The sessions I attended on the final day of the Strata Conference converged around ethicality, legality, and human nature. Earlier, someone tweeted that the data is here, and the talent will catch up. This is true, and the real question is, once the talent's caught up, what will they do with their catch (or cache)? It's a question of volition, not ability, and as such, it is rather difficult to answer. My first session of the day, "If Data Wants to Be Free, Is Privacy a Prison?" focused, as Solon Barocas put it, on "the privacy implications of using public data to predict an individual's private propensities." There has been, recently, an outcropping of data usage cases where the line between what is public and what is private were blurred: the FBI's GPS surveillance, the suicide of Tyler Clementi, Target's recent pregnancy marketing debacle. The Supreme Court voted 8-1 that the car was an extension of the home, the one realm where privacy is generally considered sacrosanct. Generally. The Ravi trial has just gotten underway, and public opinion seems to side against the webcam-happy teen, but the public has been reared on after-school specials. (Ian Parker's piece in the New Yorker paints a more nuanced portrait of the situation and the parties involved.)
The Target case is, to me, the most interesting, because it is an example of Mosaic theory, using big data (here, running analytics against a data warehouse of Guest ID activity) to harvest a wealth of seemingly innocuous public information that nonetheless allows the harvester to infer potentially sensitive information about specific customers.

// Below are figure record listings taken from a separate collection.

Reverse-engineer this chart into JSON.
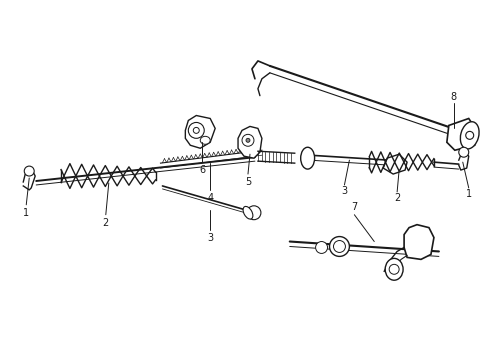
{
  "background_color": "#ffffff",
  "line_color": "#1a1a1a",
  "figsize": [
    4.9,
    3.6
  ],
  "dpi": 100
}
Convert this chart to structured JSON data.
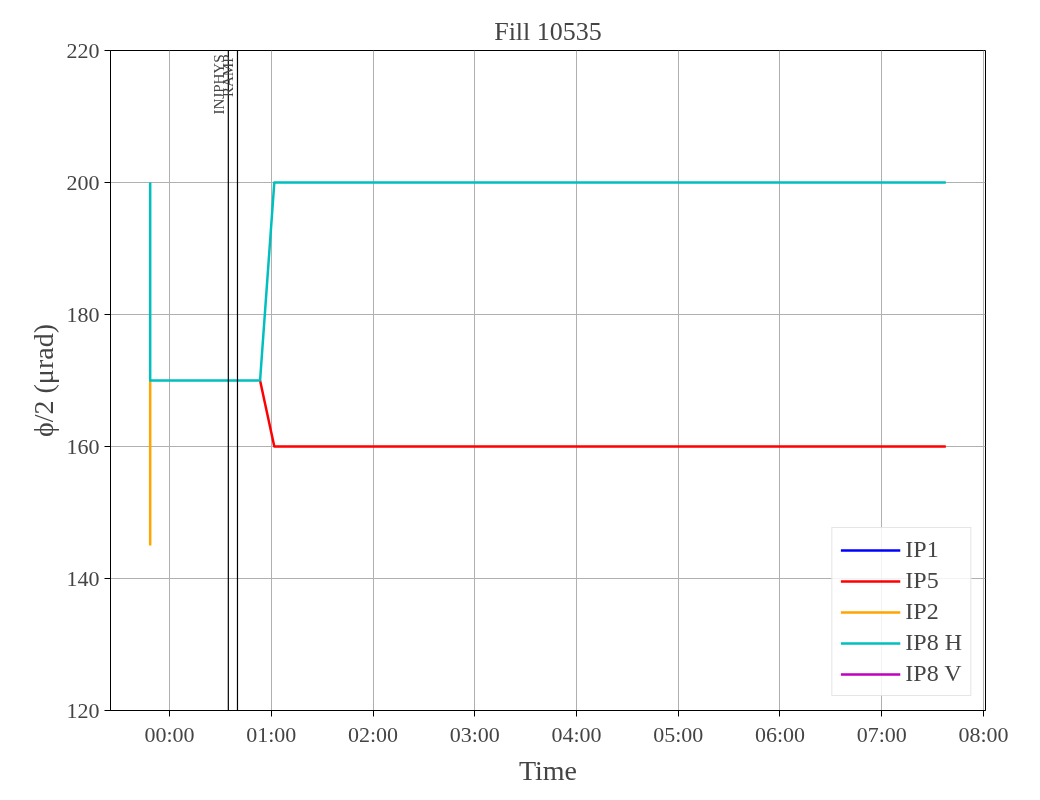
{
  "chart_data": {
    "type": "line",
    "title": "Fill 10535",
    "xlabel": "Time",
    "ylabel": "ϕ/2 (μrad)",
    "xlim": [
      -0.58,
      8.02
    ],
    "ylim": [
      120,
      220
    ],
    "xticks": [
      {
        "value": 0,
        "label": "00:00"
      },
      {
        "value": 1,
        "label": "01:00"
      },
      {
        "value": 2,
        "label": "02:00"
      },
      {
        "value": 3,
        "label": "03:00"
      },
      {
        "value": 4,
        "label": "04:00"
      },
      {
        "value": 5,
        "label": "05:00"
      },
      {
        "value": 6,
        "label": "06:00"
      },
      {
        "value": 7,
        "label": "07:00"
      },
      {
        "value": 8,
        "label": "08:00"
      }
    ],
    "yticks": [
      120,
      140,
      160,
      180,
      200,
      220
    ],
    "grid": true,
    "legend": "bottom right",
    "series": [
      {
        "name": "IP1",
        "color": "#0000ff"
      },
      {
        "name": "IP5",
        "color": "#ff0000",
        "x": [
          0.89,
          1.03,
          7.63
        ],
        "values": [
          170,
          160,
          160
        ]
      },
      {
        "name": "IP2",
        "color": "#ffa500",
        "x": [
          -0.19,
          -0.19
        ],
        "values": [
          145,
          170
        ]
      },
      {
        "name": "IP8 H",
        "color": "#00bfbf",
        "x": [
          -0.19,
          -0.19,
          0.89,
          1.03,
          7.63
        ],
        "values": [
          200,
          170,
          170,
          200,
          200
        ]
      },
      {
        "name": "IP8 V",
        "color": "#bf00bf"
      }
    ],
    "ref_lines": [
      {
        "axis": "x",
        "value": 0.578,
        "label": "INJPHYS",
        "color": "#000000"
      },
      {
        "axis": "x",
        "value": 0.668,
        "label": "RAMP",
        "color": "#000000"
      }
    ]
  }
}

Illegal? No--I'm sure Target has a very thorough terms of service buried somewhere on its site. But unethical? Maybe. Daniel Tunkelang tweeted that banning inference is akin to thought crime, and I see his point, but if the inference is algorithmically derived, is it thought or fact? Barocas said that Target's recalcitrance to ask its customers "are you pregnant" should have been an indication that the question was too sensitive to infer. I agree. Tip for man and machine alike: never ask a woman if she's pregnant!

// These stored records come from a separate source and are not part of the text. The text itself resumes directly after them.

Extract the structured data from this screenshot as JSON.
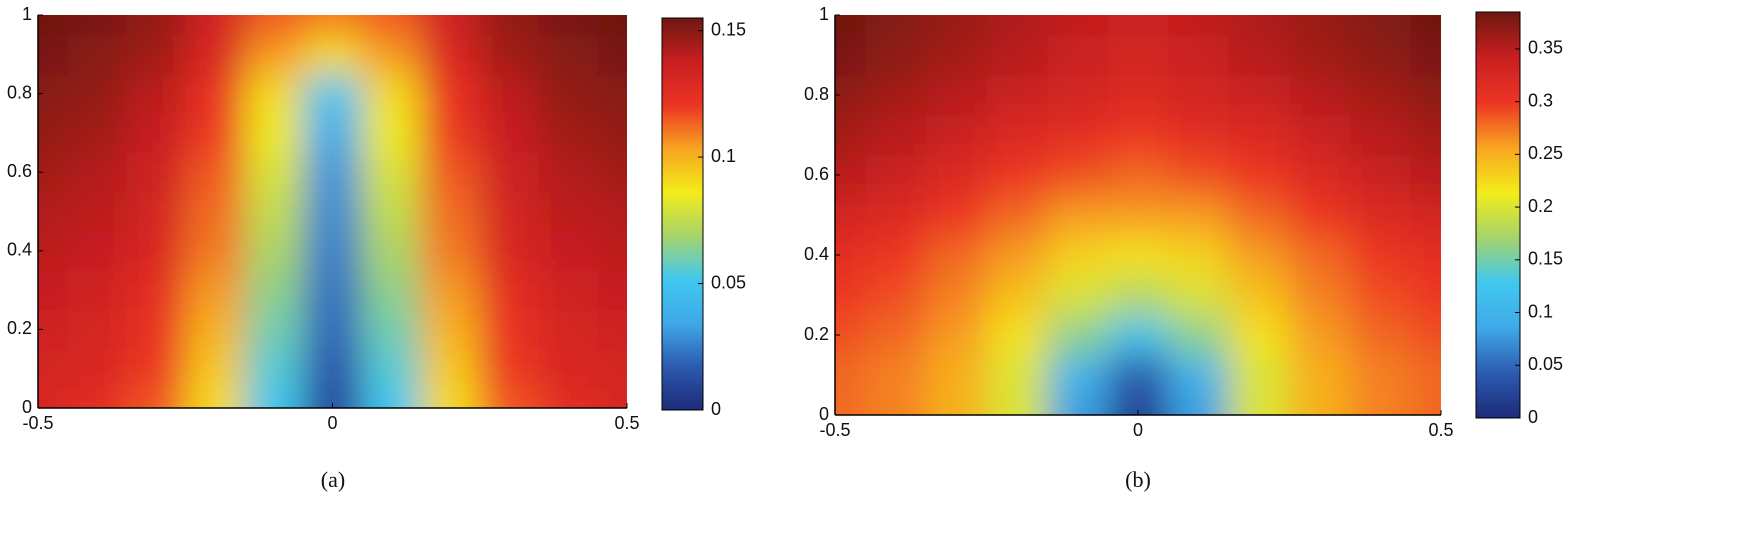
{
  "chart_data": [
    {
      "type": "heatmap",
      "caption": "(a)",
      "x": [
        -0.5,
        -0.4,
        -0.3,
        -0.2,
        -0.1,
        0,
        0.1,
        0.2,
        0.3,
        0.4,
        0.5
      ],
      "y": [
        0,
        0.1,
        0.2,
        0.3,
        0.4,
        0.5,
        0.6,
        0.7,
        0.8,
        0.9,
        1
      ],
      "z": [
        [
          0.13,
          0.125,
          0.115,
          0.09,
          0.05,
          0.01,
          0.05,
          0.09,
          0.115,
          0.125,
          0.13
        ],
        [
          0.133,
          0.13,
          0.12,
          0.095,
          0.055,
          0.015,
          0.055,
          0.095,
          0.12,
          0.13,
          0.133
        ],
        [
          0.135,
          0.132,
          0.122,
          0.1,
          0.06,
          0.02,
          0.06,
          0.1,
          0.122,
          0.132,
          0.135
        ],
        [
          0.138,
          0.135,
          0.125,
          0.105,
          0.065,
          0.022,
          0.065,
          0.105,
          0.125,
          0.135,
          0.138
        ],
        [
          0.14,
          0.138,
          0.13,
          0.11,
          0.07,
          0.025,
          0.07,
          0.11,
          0.13,
          0.138,
          0.14
        ],
        [
          0.142,
          0.14,
          0.133,
          0.112,
          0.075,
          0.027,
          0.075,
          0.112,
          0.133,
          0.14,
          0.142
        ],
        [
          0.145,
          0.142,
          0.135,
          0.115,
          0.08,
          0.03,
          0.08,
          0.115,
          0.135,
          0.142,
          0.145
        ],
        [
          0.148,
          0.145,
          0.138,
          0.12,
          0.085,
          0.035,
          0.085,
          0.12,
          0.138,
          0.145,
          0.148
        ],
        [
          0.15,
          0.148,
          0.14,
          0.122,
          0.09,
          0.05,
          0.09,
          0.122,
          0.14,
          0.148,
          0.15
        ],
        [
          0.153,
          0.15,
          0.145,
          0.13,
          0.105,
          0.09,
          0.105,
          0.13,
          0.145,
          0.15,
          0.153
        ],
        [
          0.155,
          0.153,
          0.148,
          0.135,
          0.115,
          0.11,
          0.115,
          0.135,
          0.148,
          0.153,
          0.155
        ]
      ],
      "xlim": [
        -0.5,
        0.5
      ],
      "ylim": [
        0,
        1
      ],
      "xticks": [
        -0.5,
        0,
        0.5
      ],
      "yticks": [
        0,
        0.2,
        0.4,
        0.6,
        0.8,
        1
      ],
      "clim": [
        0,
        0.155
      ],
      "cticks": [
        0,
        0.05,
        0.1,
        0.15
      ],
      "colormap": [
        "#1c2b78",
        "#2c5bb0",
        "#3fa9e8",
        "#41c8ef",
        "#a6d46b",
        "#f3ec1a",
        "#f8a420",
        "#ec3424",
        "#c81f20",
        "#6e1810"
      ]
    },
    {
      "type": "heatmap",
      "caption": "(b)",
      "x": [
        -0.5,
        -0.4,
        -0.3,
        -0.2,
        -0.1,
        0,
        0.1,
        0.2,
        0.3,
        0.4,
        0.5
      ],
      "y": [
        0,
        0.1,
        0.2,
        0.3,
        0.4,
        0.5,
        0.6,
        0.7,
        0.8,
        0.9,
        1
      ],
      "z": [
        [
          0.28,
          0.27,
          0.25,
          0.2,
          0.08,
          0.02,
          0.08,
          0.2,
          0.25,
          0.27,
          0.28
        ],
        [
          0.28,
          0.27,
          0.25,
          0.2,
          0.1,
          0.04,
          0.1,
          0.2,
          0.25,
          0.27,
          0.28
        ],
        [
          0.29,
          0.28,
          0.26,
          0.22,
          0.16,
          0.12,
          0.16,
          0.22,
          0.26,
          0.28,
          0.29
        ],
        [
          0.3,
          0.29,
          0.27,
          0.24,
          0.2,
          0.18,
          0.2,
          0.24,
          0.27,
          0.29,
          0.3
        ],
        [
          0.31,
          0.3,
          0.28,
          0.26,
          0.23,
          0.22,
          0.23,
          0.26,
          0.28,
          0.3,
          0.31
        ],
        [
          0.33,
          0.32,
          0.3,
          0.28,
          0.26,
          0.26,
          0.26,
          0.28,
          0.3,
          0.32,
          0.33
        ],
        [
          0.35,
          0.34,
          0.32,
          0.3,
          0.29,
          0.28,
          0.29,
          0.3,
          0.32,
          0.34,
          0.35
        ],
        [
          0.36,
          0.35,
          0.34,
          0.32,
          0.31,
          0.3,
          0.31,
          0.32,
          0.34,
          0.35,
          0.36
        ],
        [
          0.37,
          0.36,
          0.35,
          0.34,
          0.33,
          0.32,
          0.33,
          0.34,
          0.35,
          0.36,
          0.37
        ],
        [
          0.38,
          0.37,
          0.36,
          0.35,
          0.34,
          0.33,
          0.34,
          0.35,
          0.36,
          0.37,
          0.38
        ],
        [
          0.385,
          0.375,
          0.365,
          0.355,
          0.345,
          0.34,
          0.345,
          0.355,
          0.365,
          0.375,
          0.385
        ]
      ],
      "xlim": [
        -0.5,
        0.5
      ],
      "ylim": [
        0,
        1
      ],
      "xticks": [
        -0.5,
        0,
        0.5
      ],
      "yticks": [
        0,
        0.2,
        0.4,
        0.6,
        0.8,
        1
      ],
      "clim": [
        0,
        0.385
      ],
      "cticks": [
        0,
        0.05,
        0.1,
        0.15,
        0.2,
        0.25,
        0.3,
        0.35
      ],
      "colormap": [
        "#1c2b78",
        "#2c5bb0",
        "#3fa9e8",
        "#41c8ef",
        "#a6d46b",
        "#f3ec1a",
        "#f8a420",
        "#ec3424",
        "#c81f20",
        "#6e1810"
      ]
    }
  ]
}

The internet wants to be free, but many of its users want their data to be freed, and given the potentially brutal results of its being accessed and used to identify (imprisonment, loss of employment, destruction of property, even death), one can hardly fault them.

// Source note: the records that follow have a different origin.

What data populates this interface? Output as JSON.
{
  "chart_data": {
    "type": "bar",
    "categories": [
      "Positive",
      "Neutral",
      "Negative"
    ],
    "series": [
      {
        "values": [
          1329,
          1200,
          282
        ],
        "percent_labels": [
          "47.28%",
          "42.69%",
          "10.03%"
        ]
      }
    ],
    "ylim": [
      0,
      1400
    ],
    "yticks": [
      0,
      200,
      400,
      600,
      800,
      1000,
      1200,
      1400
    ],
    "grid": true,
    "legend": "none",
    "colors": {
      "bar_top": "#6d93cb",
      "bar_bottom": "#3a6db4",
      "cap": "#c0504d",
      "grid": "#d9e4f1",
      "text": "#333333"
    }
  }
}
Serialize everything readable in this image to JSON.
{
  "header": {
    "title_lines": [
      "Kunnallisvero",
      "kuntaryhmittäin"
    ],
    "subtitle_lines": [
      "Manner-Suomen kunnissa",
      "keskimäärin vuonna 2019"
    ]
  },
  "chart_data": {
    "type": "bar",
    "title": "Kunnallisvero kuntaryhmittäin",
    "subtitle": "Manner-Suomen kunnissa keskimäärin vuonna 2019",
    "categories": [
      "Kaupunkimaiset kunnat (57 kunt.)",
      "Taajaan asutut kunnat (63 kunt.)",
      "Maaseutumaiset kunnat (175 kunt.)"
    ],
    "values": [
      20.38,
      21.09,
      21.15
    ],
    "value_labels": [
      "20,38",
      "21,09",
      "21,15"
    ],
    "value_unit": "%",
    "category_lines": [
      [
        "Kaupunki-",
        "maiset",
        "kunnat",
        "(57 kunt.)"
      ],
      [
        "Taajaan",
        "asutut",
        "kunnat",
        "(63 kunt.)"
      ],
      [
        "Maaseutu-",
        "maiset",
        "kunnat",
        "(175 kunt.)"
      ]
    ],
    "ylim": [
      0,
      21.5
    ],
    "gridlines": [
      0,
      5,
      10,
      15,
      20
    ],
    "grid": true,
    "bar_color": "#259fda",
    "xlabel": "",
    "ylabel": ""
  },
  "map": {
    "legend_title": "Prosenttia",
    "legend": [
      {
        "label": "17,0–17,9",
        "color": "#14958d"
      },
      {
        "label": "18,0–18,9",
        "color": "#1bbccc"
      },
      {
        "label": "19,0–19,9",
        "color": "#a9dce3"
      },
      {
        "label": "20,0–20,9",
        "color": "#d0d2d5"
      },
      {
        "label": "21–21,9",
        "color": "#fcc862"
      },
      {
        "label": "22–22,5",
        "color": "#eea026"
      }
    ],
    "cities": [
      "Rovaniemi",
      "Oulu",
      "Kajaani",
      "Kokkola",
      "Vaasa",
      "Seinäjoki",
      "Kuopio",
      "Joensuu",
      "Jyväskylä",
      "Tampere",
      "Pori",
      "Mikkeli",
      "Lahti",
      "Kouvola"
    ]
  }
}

However, while data can be used against individuals, in the aggregate, the solutions it produces can be critical. Another of the day's sessions,"It's Not [Junk] Data Anymore," with Ben Goldacre, Kay Thaney, and Mark Hahnel, approached the public/private issue from a research perspective. When it comes to data sharing, researchers are at the opposite end of the spectrum from the general electronic device user: they have to be coaxed to share all but the most glorious results. Goldacre noted that between 1/3-2/3 of medical trials don't get published, and these tend to be the ones with actively negative or statistically insignificant results. Add that to science journals' penchant for false positives, and the average citizen has access to a worrisomely incomplete or inaccurate portrait of disease and medications.
To fill it in, Goldacre suggested that we "encourage sharing, mandate publication, and provide a common structure" for raw research, which tends to be ill-suited for long papers, anyway. I fear mandated publication could backfire, but the the other components are promising. Hahnel's company Figshare makes it very simple for researchers to upload their research in a variety of forms, and provides them with a breadth of metrics as carrots. A simple approach with a clear goal and a clean UI, it seems to be garnering a lot of attention in the data science world, and I hope it has legs.
My last session of the day was Robbie Allen's "From Big Data to Big Insights." Allen's company, Automated Insights, makes a software that creates automated content for a wealth of sports blogs, real estate and neighborhood watch blogs, financial tear sheets, insider trading reports, weather sites and other news sources that traditionally have a high proportion of quantitative content. As a writer and linguistic enthusiast, I find the concept of automated content, which assigns anything from a quotation mark up to several paragraphs to a key value, both fascinating and frightening. On the one hand, it's a great grunt work tool, but its ability to mimic the styles of human authors could lead to a map > territory situation. If the simulacra is good enough, what chance has the real?
That being said, if software can mimic an individual author's style, perhaps it can also scramble or dilute it. As Solon Barocas said, anonymizing is extremely difficult; using an automated content program to spin stories from bare gists would be a godsend for those who want/need their words to remain anonymous.
In MacLuhan's global village, do the doors have locks?